作り上げられたものは、まさに櫛を超巨大化させたようだ。幅は子供の身丈程もあり、文字通りに巨大脱穀扱櫛、とでも言い表そうか。
「へっへへへ、どうでえ、大将?」
「素晴らしいですね、流石です。想像以上ですよ」
「いつ試すんでい?」
「とりあえず、この秋の米の収穫で、ですね」
おっしゃ、それまでにもう少し作りやすいように考えておくぜ! と琢は豪快に笑い、腕をふるった。しかし今回は、背中を叩かれる前に、真はひょい、と身を捩って上手く逃げたのだった。
薔姫が、真の額の手拭を取り替えにきた。
額だけでなく、首筋にも濡れ布巾を当ててもらい、有難うございます、と真が上目遣いで礼を言う。うふ、と小さく、薔姫は肩を窄めて笑った。まだ、気の萎えた青白い顔色である良人の体力の無さが、逆に幼い妻には可愛くて笑いを誘うようだった。

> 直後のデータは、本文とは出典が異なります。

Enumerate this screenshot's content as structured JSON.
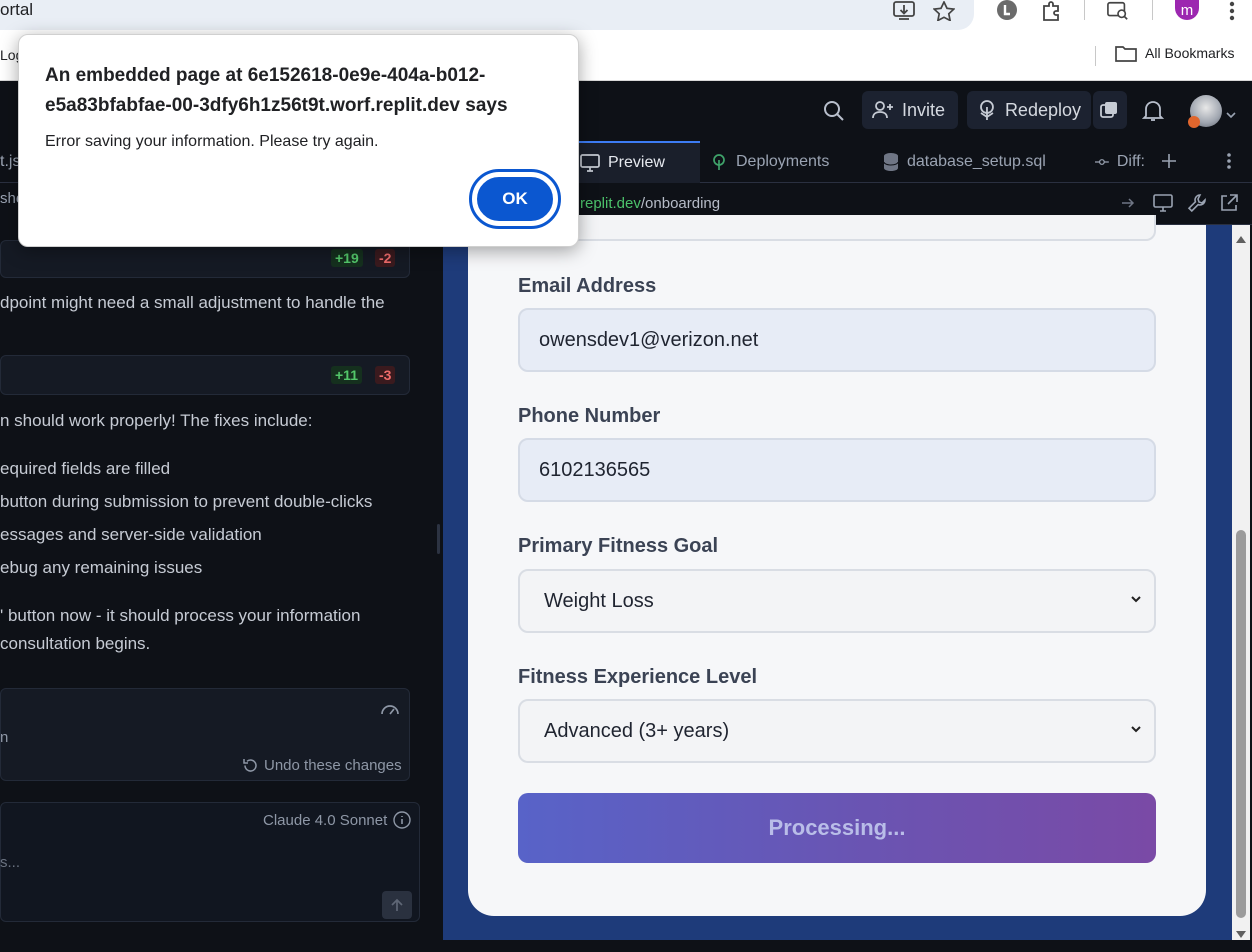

そんな二人の様子を、虚海の首筋に抱きつきながら、ふ~ん、と珊は眺めている。
ちょっとだけ、唇をつんけんさせている珊の前に、虚海がひょい、と瓢箪型の徳利を差し出して視線を引き付けてきた。
「なあ、嬢ちゃん」
「なに、お爺ちゃん」
「あんたさんも、難儀なこっちゃな」
「え?」
「真さんは、ええ男やでなあ」
珊はどきりとした。
真が好きだという事は、誰にも喋っていないが、蔦にだけはばれている。しかし、蔦だけでなく虚海にも知られてしまっているらしい。だか、ばれてしまったとなると、猛烈にこの気持ちを聞いて貰いたくなった。もやもやを、吐き出したくて仕方なくなったのだ。
「ねえ、お爺ちゃん、聞いて貰ってもいい?」
「何やいな? この虚海様を頼ったったらええがな」
言うてみ? と促されて逆に、珊は、うん……と一度遠慮がちに唇を閉ざす。だが、虚海の肩に形の良い顎をのせると、思い切ったふうに話し始めた。
「お爺ちゃん、あたいね、真が好きなんだ」
「は~ん」
「でもあたいさ、どうしたらいいのか分かんないんだ。真はさ、あたいの事、好きでも何でもないって知ってるのに」
「は~ん」
「分かってんの、真がね、あたいを女の子として好きになってくれない事くらい」
「は~ん」
「主様はね、琢はいいやつだよって言ってくるの」
「はっは~ん」
「お爺ちゃんも、諦めた方がいいって言う? 琢の方を見た方がいいって言う?」
「うんにゃ」
ぐび、と瓢箪型の徳利を傾けて、酒を飲み下しながら、虚海は首を横に振った。
「真さんを、好きなまんまでおったらええがな」
「へ?」
「やめとけ言われて諦めらめられるんやったら、そら本気で好いとる訳やあらへん。どうしようもあらへん位に好きになったらええんや。そしたらな」
「そしたら?」
「本物の好きが見えてくる。どないしよ、こないしよ、云うてうろうろするのは、まだ本物やあらへん証拠や」
「本当の好き?」
「ほうや」
本当の好きが見えてきたらな、どうしたらええかなんてな、直ぐにわかるわ嬢ちゃん、と徳利を傾けつつ、虚海は答える。
虚海の手にする徳利には、横たわりつつ笑い声をあげる真と薔姫の姿がうつっていた。